このサイト、見た目のデザインから凝っていて、トップはiPhoneのロック解除画面にそっくりに作られており、画面下部にある Slide to Jail Break の文字の上を文字通り右側にスライドしていくと、確認メッセージが表示された後、Jail Break処理が始まります。

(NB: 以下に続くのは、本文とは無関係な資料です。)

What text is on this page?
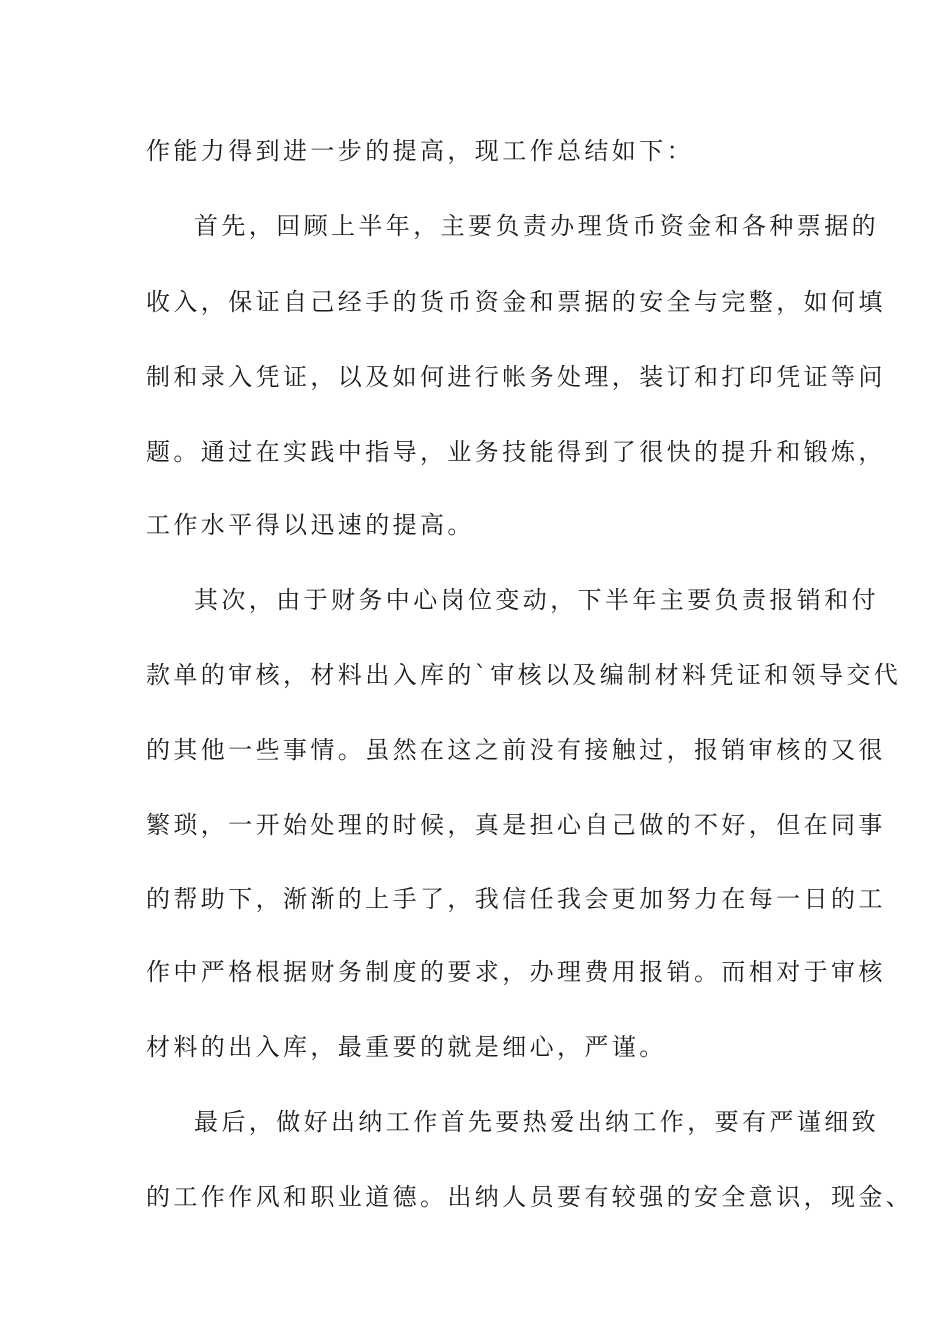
作能力得到进一步的提高，现工作总结如下：
首先，回顾上半年，主要负责办理货币资金和各种票据的
收入，保证自己经手的货币资金和票据的安全与完整，如何填
制和录入凭证，以及如何进行帐务处理，装订和打印凭证等问
题。通过在实践中指导，业务技能得到了很快的提升和锻炼，
工作水平得以迅速的提高。
其次，由于财务中心岗位变动，下半年主要负责报销和付
款单的审核，材料出入库的`审核以及编制材料凭证和领导交代
的其他一些事情。虽然在这之前没有接触过，报销审核的又很
繁琐，一开始处理的时候，真是担心自己做的不好，但在同事
的帮助下，渐渐的上手了，我信任我会更加努力在每一日的工
作中严格根据财务制度的要求，办理费用报销。而相对于审核
材料的出入库，最重要的就是细心，严谨。
最后，做好出纳工作首先要热爱出纳工作，要有严谨细致
的工作作风和职业道德。出纳人员要有较强的安全意识，现金、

ここからの操作は表示されるダイアログのメッセージを読み1クリックするだけ。あとはひたすら待つだけで完了します。
今回は先日購入した iPhone 4 …ではなく、先日まで使っていたiPhone 3G (iOS4) を脱獄させてみようと思います。




たったこれだけで脱獄完了です。
この間、再起動や画面のちらつきなどは一切行われていません。画像に見えている部分のみです。
また、私はiPod機能で音楽を再生しながらこの作業を行っていたのですが、その音楽も止まったり乱れたりすることはありませんでした。

メッセージにて「ホーム画面にCydiaを追加したよ。お楽しみに!」と表示されたので実際に確認してみましょう。


このとおり、確かにホームスクリーン上にCydiaがインストールされていました。
ということで、本当に簡単かつあっという間にJailBreakが成功してしまったようです。

すごすぎます。。。


で、エンジニアとしてはどんなしくみでこれらを実現しているのかが気になる性。
確認するにはiPhone/iPod touch/iPadのUser Agentに偽装して上記のサイトにアクセスしてみればいいだけ。

※ "Slide to JailBreak"の矢印は画像ではなくSVGを用いて描画してるんですね…

やはりなにやらJavaScriptで書かれたコードが出てきましたが、見づらいので JavaScript Beautifier を使って見やすくしたコードを以下に貼りつけ。



iPhoneやiPod touch、iPadなどのデバイスの種類とiOSのバージョンなどにより、適切なバージョンの脱獄パッチをダウンロードするようにしているようです。
また、Safariの脆弱性を付いたやり方であると伝えられていますが、このコードからもわかるとおり、PDFファイルに偽装したファイルをダウンロードさせ、それをブラウザ側から展開する過程で脱獄パッチを実行しているようです。

なかなか手のこった作りになっていて面白いです。それにしてもPDFを開くだけでiOSのような環境であっても特定のコードを実行できるというのは恐ろしい限りです。

脱獄後再び入獄するには、例によってPCから復元するなどで正規のiOSのバージョンに書き換えれば戻ると思います。

なお、これらを万が一試す場合は、Appleからの保証を受けられなくなる覚悟を決めた上で各々の責任において行ってください。
当ブログはいかなる場合も一切の責任を負いかねますのであしからず。